In a wounded market, M&A can be a healing balm. The sight of battered predators feasting on even more battered rivals warms the coldest of hearts on Wall Street. After all, if insiders have decided it is the right time to buy, then surely the worst is over.

That is one way of reading Suncor Energy’s hostile bid for compatriot Canadian Oil Sands. It just happens to be the optimistic way of reading it.

For one thing, mistiming mergers is something of a specialty in the cyclical commodities sector: Just ask Freeport McMoRan, which on Tuesday re-announced its intention to offload the oil and gas business it largely acquired when crude traded at triple-digit prices.

In Suncor’s case, the timing doesn’t look bad: Canadian Oil Sands’ stock is down by more than 50 percent in the past year, and that includes the bump it got Monday on news of the offer.

The slump in Canadian Oil Sands has sure made it cheap.

That said, Suncor’s rationale for preying on the company now, and the means involved, make it a stretch to argue that the bid signals the bottom in the oil market has been definitively called in Calgary.

Suncor is trying to buy more of an asset that it already knows well. Canadian Oil Sands owns a 37 percent stake in the Syncrude joint venture, where Suncor owns 12 percent.

And Suncor is clearly taking advantage of its partner’s weakness. Its offer of 0.25 of its own shares per Canadian Oil Sands share is the lowest of low balls, and not merely because it was cut from an earlier proposed exchange ratio of 0.32.

Canadian Oil Sands’ existing shareholders would end up owning less than 8 percent of the combined company. That compares with a pro-forma contribution of 15 percent of production, based on the average of the past three years, according to data compiled by Bloomberg.

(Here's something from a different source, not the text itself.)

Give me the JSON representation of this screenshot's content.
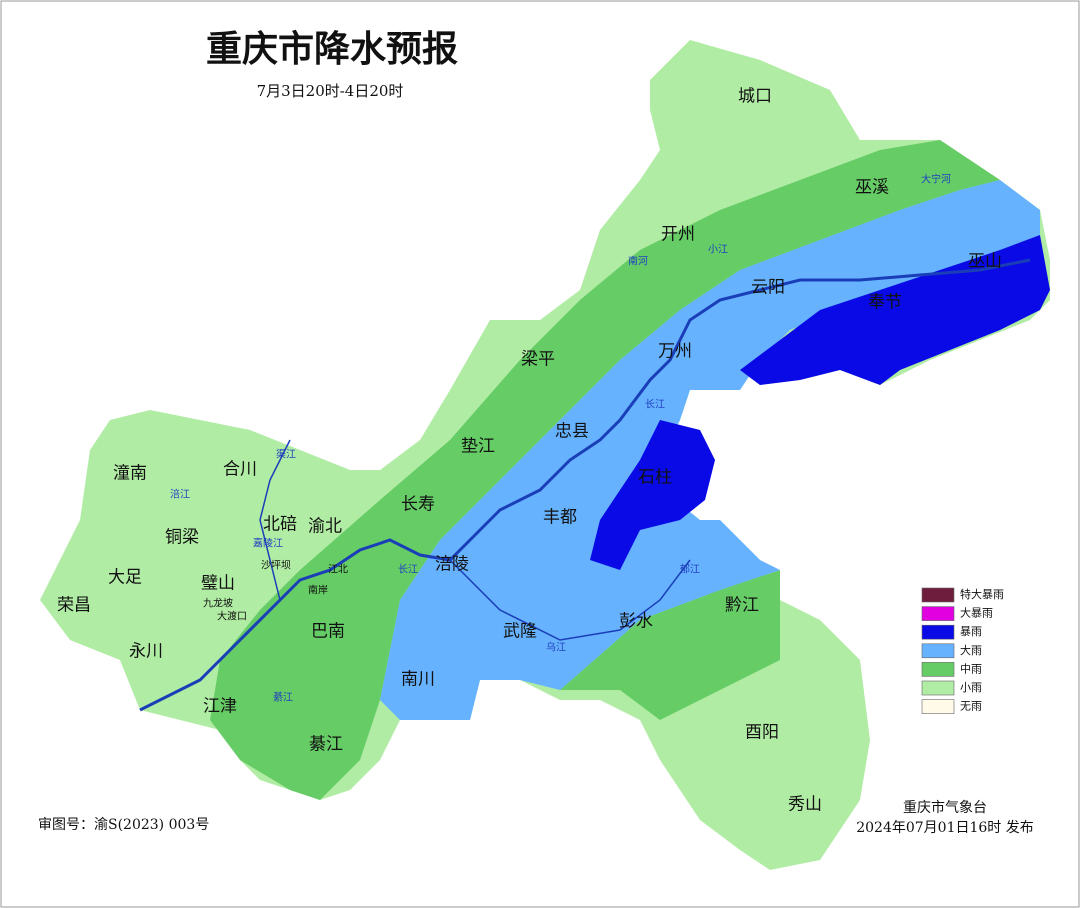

On the same basis, Canadian Oil Sands would have contributed 11 percent of Ebitda, 15 percent of net income, and 10 percent of free cash flow.

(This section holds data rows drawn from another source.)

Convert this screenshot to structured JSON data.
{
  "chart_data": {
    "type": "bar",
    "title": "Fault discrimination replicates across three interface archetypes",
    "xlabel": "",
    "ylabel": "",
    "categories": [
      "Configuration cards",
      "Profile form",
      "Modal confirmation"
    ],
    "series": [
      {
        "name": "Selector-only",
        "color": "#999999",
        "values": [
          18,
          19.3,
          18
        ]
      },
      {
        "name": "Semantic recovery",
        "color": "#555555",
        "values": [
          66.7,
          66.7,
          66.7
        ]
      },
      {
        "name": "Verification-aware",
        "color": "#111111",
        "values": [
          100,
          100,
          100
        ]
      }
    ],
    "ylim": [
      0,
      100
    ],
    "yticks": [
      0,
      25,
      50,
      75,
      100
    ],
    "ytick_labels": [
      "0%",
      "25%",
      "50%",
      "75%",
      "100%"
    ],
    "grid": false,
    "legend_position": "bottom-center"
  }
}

The problem for Canadian Oil Sands is its balance sheet: High leverage there leaves it with little at the negotiating table. Net debt north of 2.8 times trailing Ebitda isn’t good with oil prices so low and a recovery uncertain at best.

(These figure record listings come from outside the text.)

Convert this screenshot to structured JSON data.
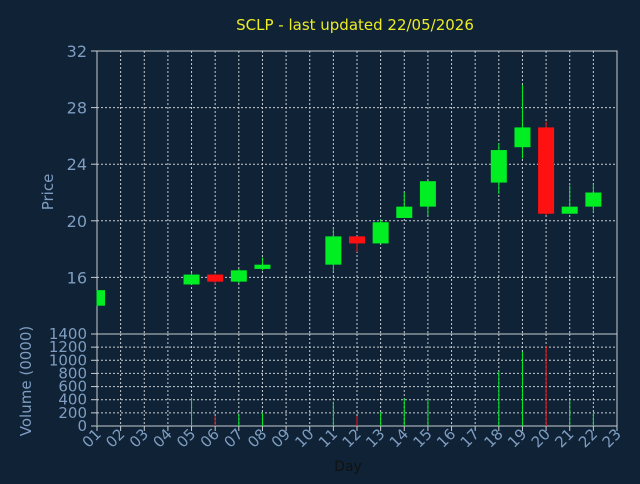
{
  "chart_data": [
    {
      "type": "candlestick",
      "title": "SCLP - last updated 22/05/2026",
      "ylabel": "Price",
      "ylim": [
        12,
        32
      ],
      "yticks": [
        16,
        20,
        24,
        28,
        32
      ],
      "up_color": "#00ee22",
      "down_color": "#ff1111",
      "candles": [
        {
          "day": "01",
          "open": 14.0,
          "close": 15.1,
          "high": 15.1,
          "low": 14.0
        },
        {
          "day": "05",
          "open": 15.5,
          "close": 16.2,
          "high": 16.3,
          "low": 15.5
        },
        {
          "day": "06",
          "open": 16.2,
          "close": 15.7,
          "high": 16.3,
          "low": 15.5
        },
        {
          "day": "07",
          "open": 15.7,
          "close": 16.5,
          "high": 16.6,
          "low": 15.6
        },
        {
          "day": "08",
          "open": 16.6,
          "close": 16.9,
          "high": 17.4,
          "low": 16.5
        },
        {
          "day": "11",
          "open": 16.9,
          "close": 18.9,
          "high": 19.4,
          "low": 16.4
        },
        {
          "day": "12",
          "open": 18.9,
          "close": 18.4,
          "high": 18.9,
          "low": 17.8
        },
        {
          "day": "13",
          "open": 18.4,
          "close": 19.9,
          "high": 20.1,
          "low": 18.4
        },
        {
          "day": "14",
          "open": 20.2,
          "close": 21.0,
          "high": 22.0,
          "low": 20.2
        },
        {
          "day": "15",
          "open": 21.0,
          "close": 22.8,
          "high": 22.8,
          "low": 20.4
        },
        {
          "day": "18",
          "open": 22.7,
          "close": 25.0,
          "high": 25.5,
          "low": 21.9
        },
        {
          "day": "19",
          "open": 25.2,
          "close": 26.6,
          "high": 29.6,
          "low": 24.4
        },
        {
          "day": "20",
          "open": 26.6,
          "close": 20.5,
          "high": 27.0,
          "low": 20.4
        },
        {
          "day": "21",
          "open": 20.5,
          "close": 21.0,
          "high": 22.5,
          "low": 20.5
        },
        {
          "day": "22",
          "open": 21.0,
          "close": 22.0,
          "high": 22.6,
          "low": 20.6
        }
      ]
    },
    {
      "type": "bar",
      "ylabel": "Volume (0000)",
      "xlabel": "Day",
      "ylim": [
        0,
        1400
      ],
      "yticks": [
        0,
        200,
        400,
        600,
        800,
        1000,
        1200,
        1400
      ],
      "categories": [
        "01",
        "02",
        "03",
        "04",
        "05",
        "06",
        "07",
        "08",
        "09",
        "10",
        "11",
        "12",
        "13",
        "14",
        "15",
        "16",
        "17",
        "18",
        "19",
        "20",
        "21",
        "22",
        "23"
      ],
      "values": [
        {
          "day": "01",
          "volume": 10,
          "direction": "up"
        },
        {
          "day": "05",
          "volume": 430,
          "direction": "up"
        },
        {
          "day": "06",
          "volume": 150,
          "direction": "down"
        },
        {
          "day": "07",
          "volume": 180,
          "direction": "up"
        },
        {
          "day": "08",
          "volume": 200,
          "direction": "up"
        },
        {
          "day": "11",
          "volume": 370,
          "direction": "up"
        },
        {
          "day": "12",
          "volume": 150,
          "direction": "down"
        },
        {
          "day": "13",
          "volume": 210,
          "direction": "up"
        },
        {
          "day": "14",
          "volume": 420,
          "direction": "up"
        },
        {
          "day": "15",
          "volume": 400,
          "direction": "up"
        },
        {
          "day": "18",
          "volume": 830,
          "direction": "up"
        },
        {
          "day": "19",
          "volume": 1130,
          "direction": "up"
        },
        {
          "day": "20",
          "volume": 1220,
          "direction": "down"
        },
        {
          "day": "21",
          "volume": 400,
          "direction": "up"
        },
        {
          "day": "22",
          "volume": 190,
          "direction": "up"
        }
      ]
    }
  ],
  "colors": {
    "background": "#0f2236",
    "plot_background": "#0f2236",
    "grid": "#c8ccd2",
    "axis_text": "#7f9dc0",
    "title_text": "#eded23",
    "xlabel_text": "#111111"
  }
}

Suncor is at least paying with stock, so Canadian Oil Sands’ investors would still have exposure to that recovery if and when it happens -- and via a company with a pro-forma ratio of net debt to Ebitda of just 1.2 times.

Equally, though, this offers another reason as to why oil investors shouldn’t read too much into the hostile bid. Suncor’s stock is presumably held already by those banking on an oil price recovery. Oil sands production is among the most expensive forms of supply in the world, so owning shares in those operators is a leveraged bet on crude rallying.

That one set of these investors might now get together with another set proves little beyond the fact that it makes sense for consolidation in this part of the oil patch when prices are so low. So even if another partner in the Syncrude joint venture jumps in with a competing bid, such as Exxon Mobil-controlled Imperial Oil, the potential takeaway for oil watchers still looks limited.

A new entrant would be a different story. But it would be a brave company indeed that decided to play the white knight. Another M&A story on Monday got less attention but arguably had a more significant message for investors.

Bloomberg News reported that Saudi Aramco may be in talks to buy refining and marketing assets from China National Petroleum Corp. This comes just as Saudi Arabia widened significantly the discounts it offers to Asian buyers of its oil. If a deal is in the works, it suggests that Saudi Arabia is escalating its campaign to protect its share of the critical Chinese market from the likes of Nigeria, Iran and Iraq. Even if the Canadians are reshuffling in the sands, the wider context remains a global oil market where heightened competition weighs on prices.